When storing your piano, make sure you insure it
One of the things you need to do when having high valuable things among your possessions is to insure it. Like you would insure a house or a car, you can also insure a piano. You will be able to sleep better once you do this. Another thing is protecting it physically. Don’t just leave the piano uncovered and bare. Even though you have a storage unit with perfect temperature and level of humidity, you must try and keep it from the dust. Once the dust gets into your piano, it can affect the strings and keys. You can cover it with a regular sheet, made of breathable and organic material.
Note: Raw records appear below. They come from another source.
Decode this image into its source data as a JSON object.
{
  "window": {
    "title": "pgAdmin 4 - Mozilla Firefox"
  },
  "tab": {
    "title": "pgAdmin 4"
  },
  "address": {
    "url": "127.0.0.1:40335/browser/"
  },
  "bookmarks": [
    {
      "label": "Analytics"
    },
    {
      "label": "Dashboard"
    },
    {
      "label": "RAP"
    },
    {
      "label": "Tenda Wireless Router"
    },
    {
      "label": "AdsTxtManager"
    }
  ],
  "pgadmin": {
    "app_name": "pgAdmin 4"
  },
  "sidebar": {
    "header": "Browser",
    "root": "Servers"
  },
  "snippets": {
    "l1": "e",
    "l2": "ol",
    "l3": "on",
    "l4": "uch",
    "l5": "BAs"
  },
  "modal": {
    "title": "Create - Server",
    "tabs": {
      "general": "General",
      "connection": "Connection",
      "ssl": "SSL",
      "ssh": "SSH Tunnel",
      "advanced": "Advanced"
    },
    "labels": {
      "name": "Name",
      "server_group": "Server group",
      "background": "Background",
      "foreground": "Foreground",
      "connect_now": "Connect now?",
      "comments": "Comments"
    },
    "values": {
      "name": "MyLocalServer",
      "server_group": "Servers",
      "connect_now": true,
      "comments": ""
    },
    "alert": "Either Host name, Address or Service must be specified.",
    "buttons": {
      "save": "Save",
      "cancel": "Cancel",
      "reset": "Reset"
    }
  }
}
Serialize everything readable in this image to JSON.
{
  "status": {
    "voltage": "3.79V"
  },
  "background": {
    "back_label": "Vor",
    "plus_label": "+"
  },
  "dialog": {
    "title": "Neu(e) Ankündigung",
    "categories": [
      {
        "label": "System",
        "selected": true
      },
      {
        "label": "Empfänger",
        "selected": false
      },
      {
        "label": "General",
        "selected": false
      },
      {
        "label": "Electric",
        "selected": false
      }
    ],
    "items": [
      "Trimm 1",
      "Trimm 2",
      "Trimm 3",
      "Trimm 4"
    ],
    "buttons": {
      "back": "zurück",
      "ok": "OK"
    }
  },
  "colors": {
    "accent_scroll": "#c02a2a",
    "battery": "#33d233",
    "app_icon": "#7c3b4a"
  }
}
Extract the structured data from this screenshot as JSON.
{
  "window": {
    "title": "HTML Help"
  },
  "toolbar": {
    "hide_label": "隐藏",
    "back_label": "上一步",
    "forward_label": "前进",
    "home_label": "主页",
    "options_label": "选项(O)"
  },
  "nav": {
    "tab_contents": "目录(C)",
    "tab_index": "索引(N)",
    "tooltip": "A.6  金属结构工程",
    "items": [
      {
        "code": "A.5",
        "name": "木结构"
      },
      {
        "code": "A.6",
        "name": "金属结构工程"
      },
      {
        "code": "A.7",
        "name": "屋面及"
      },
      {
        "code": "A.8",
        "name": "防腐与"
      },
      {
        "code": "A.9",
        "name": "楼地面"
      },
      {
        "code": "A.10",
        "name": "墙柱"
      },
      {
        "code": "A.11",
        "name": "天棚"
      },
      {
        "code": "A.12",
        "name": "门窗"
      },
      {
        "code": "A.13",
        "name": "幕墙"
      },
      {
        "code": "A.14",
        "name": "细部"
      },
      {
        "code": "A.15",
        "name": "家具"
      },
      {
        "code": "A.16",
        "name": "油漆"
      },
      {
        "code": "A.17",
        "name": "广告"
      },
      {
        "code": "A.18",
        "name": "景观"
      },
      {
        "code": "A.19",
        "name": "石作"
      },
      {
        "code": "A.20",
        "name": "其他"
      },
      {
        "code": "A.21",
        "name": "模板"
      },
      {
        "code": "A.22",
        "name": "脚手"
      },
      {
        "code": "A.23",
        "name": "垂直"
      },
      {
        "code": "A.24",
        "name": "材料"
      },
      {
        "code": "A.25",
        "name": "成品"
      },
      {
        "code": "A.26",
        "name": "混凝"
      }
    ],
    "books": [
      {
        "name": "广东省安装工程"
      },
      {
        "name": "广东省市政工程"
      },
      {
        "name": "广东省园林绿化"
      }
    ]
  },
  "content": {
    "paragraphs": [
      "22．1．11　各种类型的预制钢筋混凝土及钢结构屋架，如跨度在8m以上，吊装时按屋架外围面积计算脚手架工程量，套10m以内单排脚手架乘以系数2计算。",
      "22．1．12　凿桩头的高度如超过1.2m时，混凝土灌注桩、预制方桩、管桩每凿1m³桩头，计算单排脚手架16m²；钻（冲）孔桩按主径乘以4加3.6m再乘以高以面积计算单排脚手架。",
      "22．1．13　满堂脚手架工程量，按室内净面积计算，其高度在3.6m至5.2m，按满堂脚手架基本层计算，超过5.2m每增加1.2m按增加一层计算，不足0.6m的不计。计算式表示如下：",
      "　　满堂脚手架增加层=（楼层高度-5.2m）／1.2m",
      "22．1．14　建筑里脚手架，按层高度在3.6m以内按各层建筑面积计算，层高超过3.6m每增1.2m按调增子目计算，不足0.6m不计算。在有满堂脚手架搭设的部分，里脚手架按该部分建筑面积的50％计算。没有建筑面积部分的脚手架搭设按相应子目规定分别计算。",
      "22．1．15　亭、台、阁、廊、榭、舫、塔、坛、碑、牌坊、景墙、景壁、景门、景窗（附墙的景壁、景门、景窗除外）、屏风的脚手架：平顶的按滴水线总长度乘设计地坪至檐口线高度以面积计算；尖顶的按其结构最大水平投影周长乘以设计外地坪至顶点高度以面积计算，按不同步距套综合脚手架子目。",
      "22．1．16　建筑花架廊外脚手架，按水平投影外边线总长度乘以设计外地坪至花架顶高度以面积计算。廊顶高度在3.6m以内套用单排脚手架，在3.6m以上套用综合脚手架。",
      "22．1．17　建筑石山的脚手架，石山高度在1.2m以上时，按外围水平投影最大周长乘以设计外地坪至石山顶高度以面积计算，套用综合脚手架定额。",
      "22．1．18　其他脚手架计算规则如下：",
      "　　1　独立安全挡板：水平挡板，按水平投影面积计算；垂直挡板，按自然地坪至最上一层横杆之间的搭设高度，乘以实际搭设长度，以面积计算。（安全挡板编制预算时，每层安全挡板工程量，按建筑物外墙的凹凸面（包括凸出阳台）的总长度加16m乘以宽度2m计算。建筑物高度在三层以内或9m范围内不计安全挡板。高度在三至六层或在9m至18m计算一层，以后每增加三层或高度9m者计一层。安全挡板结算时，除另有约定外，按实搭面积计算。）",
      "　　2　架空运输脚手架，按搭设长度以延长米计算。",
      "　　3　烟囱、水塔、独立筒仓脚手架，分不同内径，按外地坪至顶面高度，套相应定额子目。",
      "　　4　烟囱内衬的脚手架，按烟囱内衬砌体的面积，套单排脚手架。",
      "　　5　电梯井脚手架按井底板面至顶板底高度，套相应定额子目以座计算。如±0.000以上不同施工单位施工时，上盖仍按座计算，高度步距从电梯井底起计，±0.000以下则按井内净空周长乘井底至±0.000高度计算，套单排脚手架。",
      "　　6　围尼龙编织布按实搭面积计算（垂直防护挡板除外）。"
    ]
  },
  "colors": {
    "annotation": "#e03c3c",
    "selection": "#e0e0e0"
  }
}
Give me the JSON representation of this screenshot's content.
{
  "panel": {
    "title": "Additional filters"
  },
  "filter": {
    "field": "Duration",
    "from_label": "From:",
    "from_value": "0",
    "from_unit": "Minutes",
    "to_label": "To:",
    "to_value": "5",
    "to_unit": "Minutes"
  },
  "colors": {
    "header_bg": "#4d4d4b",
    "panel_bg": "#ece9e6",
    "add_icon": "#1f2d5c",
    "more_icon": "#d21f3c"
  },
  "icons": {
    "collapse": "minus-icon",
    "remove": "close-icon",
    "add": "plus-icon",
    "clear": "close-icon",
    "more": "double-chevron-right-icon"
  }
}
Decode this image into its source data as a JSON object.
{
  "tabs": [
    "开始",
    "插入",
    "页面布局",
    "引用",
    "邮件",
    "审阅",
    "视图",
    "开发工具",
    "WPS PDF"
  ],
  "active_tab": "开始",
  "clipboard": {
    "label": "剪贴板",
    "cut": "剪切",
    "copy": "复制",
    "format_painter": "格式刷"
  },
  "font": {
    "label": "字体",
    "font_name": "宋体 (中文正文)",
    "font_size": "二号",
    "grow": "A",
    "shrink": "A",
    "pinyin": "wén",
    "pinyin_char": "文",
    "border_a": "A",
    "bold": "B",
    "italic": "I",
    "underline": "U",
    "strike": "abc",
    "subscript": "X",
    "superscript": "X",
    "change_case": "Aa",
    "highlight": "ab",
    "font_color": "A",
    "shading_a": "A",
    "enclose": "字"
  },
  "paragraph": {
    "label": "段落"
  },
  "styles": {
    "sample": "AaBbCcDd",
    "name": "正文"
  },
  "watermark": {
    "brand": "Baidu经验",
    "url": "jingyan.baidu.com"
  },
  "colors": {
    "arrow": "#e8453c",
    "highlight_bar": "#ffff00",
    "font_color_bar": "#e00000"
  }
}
The don’ts of storing a piano
As we already mentioned, you should not leave your instrument in an outdoor unit, with no temperature regulated. Even if you are only leaving the piano for a few days, it can sustain serious damage. We will mention the most common don’ts:
- Water damage – if by any chance water leaks into your piano, you are facing problems. Some of them being warped wood or keypads falling off.
- Temperature damage – If left in an outdoor storage unit, the piano can sustain damage with even the slight change in temperature. You are looking at wood shrinking and expanding, depending on the weather. This will later cause wood to splinter, and high temperatures can also make the glue go weaker.
- Do not leave the piano on the ground – Always have the piano lifted on a pallet. In case of a flood, your instrument will be safe.
- Don’t disassemble your piano – It might sound like a good plan at some point to disassemble certain parts of your piano. Do not go for it. If you remove the lid or the soundboard, it will leave the strings and other smaller parts too exposed.